Attribuer ou pas ? Récemment, la ministre des Armées Florence Parly a évoqué une attaque du groupe Turla, un groupe de cyber espionnage russophone, contre les services du ministère. Ainsi, la France a pu patiemment et, en étroite collaboration avec des partenaires, remonter la chaîne des serveurs et des adresses IP. Derrière se cachait un mode d'attaque bien connu des services, le fameux Turla. Mais, selon le général Tisseyre, l'attribution publique "n'est pas une fin en soi. Une fois qu'on a dit « c'est lui qui nous a attaqués », que fait-on ? Riposte-t-on ? De quelle manière ? Il faut définir ce que l'on veut faire après". Et surtout à quoi cela peut servir. Car apporter les preuves d'une attaque contraint "à dévoiler nos propres capacités de caractérisation et nos partenariats qui nous ont permis de mener à l'identification, donc à se fragiliser".

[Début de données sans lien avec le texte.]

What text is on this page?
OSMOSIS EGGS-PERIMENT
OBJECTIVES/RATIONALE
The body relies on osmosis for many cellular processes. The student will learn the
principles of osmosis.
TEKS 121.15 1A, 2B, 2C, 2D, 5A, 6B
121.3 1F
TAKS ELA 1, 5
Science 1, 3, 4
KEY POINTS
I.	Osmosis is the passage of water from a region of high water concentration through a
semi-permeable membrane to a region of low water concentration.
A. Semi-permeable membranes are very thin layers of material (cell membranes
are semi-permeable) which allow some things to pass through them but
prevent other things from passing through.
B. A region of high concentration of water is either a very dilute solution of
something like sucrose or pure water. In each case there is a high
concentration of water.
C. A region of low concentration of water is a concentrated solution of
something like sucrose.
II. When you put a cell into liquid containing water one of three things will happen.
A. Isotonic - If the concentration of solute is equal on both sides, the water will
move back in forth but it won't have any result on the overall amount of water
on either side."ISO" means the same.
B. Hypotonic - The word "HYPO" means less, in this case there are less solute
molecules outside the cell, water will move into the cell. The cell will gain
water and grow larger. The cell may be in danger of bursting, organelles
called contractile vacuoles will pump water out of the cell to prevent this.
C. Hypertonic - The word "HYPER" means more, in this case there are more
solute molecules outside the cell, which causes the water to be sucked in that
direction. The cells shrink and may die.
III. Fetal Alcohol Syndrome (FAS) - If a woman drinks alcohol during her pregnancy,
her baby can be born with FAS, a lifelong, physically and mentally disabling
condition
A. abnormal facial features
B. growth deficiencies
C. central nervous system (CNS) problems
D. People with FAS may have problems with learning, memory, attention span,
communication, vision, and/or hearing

"Nous prévenons que c'est tel pays ou tel groupe qui nous attaque, avec un certain degré de certitude ; ensuite, le politique décide ou non de le révéler publiquement", a-t-il précisé.
Les compétences de la France
Dans le domaine de la cyberdéfense, la France a su rester souveraine sur le plan du chiffrement, par exemple. "Ce sont des chiffreurs français, avec des composants français, toute une procédure française, et cela a un coût", a averti le patron du ComCyber. C'est le cas pour la dissuasion nucléaire pour le chiffrement des données où la France assure le plus haut niveau de souveraineté et de robustesse. Cette autonomie représente la moitié des investissements budgétaires en matière de cyber "au sens large". Pour le reste, "on n'aura jamais une sécurité à 100 %, a-t-il affirmé. Se pose la question de l'équilibre entre le risque d'utiliser des technologies développées par d'autres pays et le niveau de sécurité que l'on souhaite avoir".
La France s'est dotée d'une doctrine de lutte informatique offensive à des fins militaires. Et elle s'en sert. Les capacités dont disposent les armées en matière de cyberdéfense préservent les systèmes d'armes de plus en plus numérisés et permettent un combat collaboratif entre les différentes armées et/ou alliés. Elle peuvent également bloquer les capacités de l'adversaire, notamment au Levant avec Daech. La France est parvenue à bloquer sa propagande et la préparation de ses opérations contre les forces armées déployées en opérations. Ce qui fait dire au général que "celui qui maîtrisera le cyberespace aura un avantage, non seulement pour se protéger, mais aussi pour assurer sa supériorité opérationnelle".
Une supériorité opérationnelle qui peut être remise en question avec les nouvelles technologies comme l'intelligence artificielle. "Nous avons bien conscience des enjeux et travaillons énormément dans le domaine des IA", a-t-il assuré. En effet, le combat entre les intelligences artificielles, qui peuvent être utilisées à la fois pour attaquer et pour défendre, est essentiel. La Direction générale de l'armement (DGA) travaille sur les algorithmes d'IA afin qu'ils puissent être utilisés au mieux à la fois pour l'offensif et le défensif. Elle n'est pas la seule à aider le ComCyber. Dans le cadre de la Cyberdéfense Factory, des start-up et des PME viennent développer et tester leurs algorithmes d'IA. "Cela leur permet d'y travailler et de développer, dans un cadre régalien, des logiciels et des mécanismes d'IA", a-t-il insisté.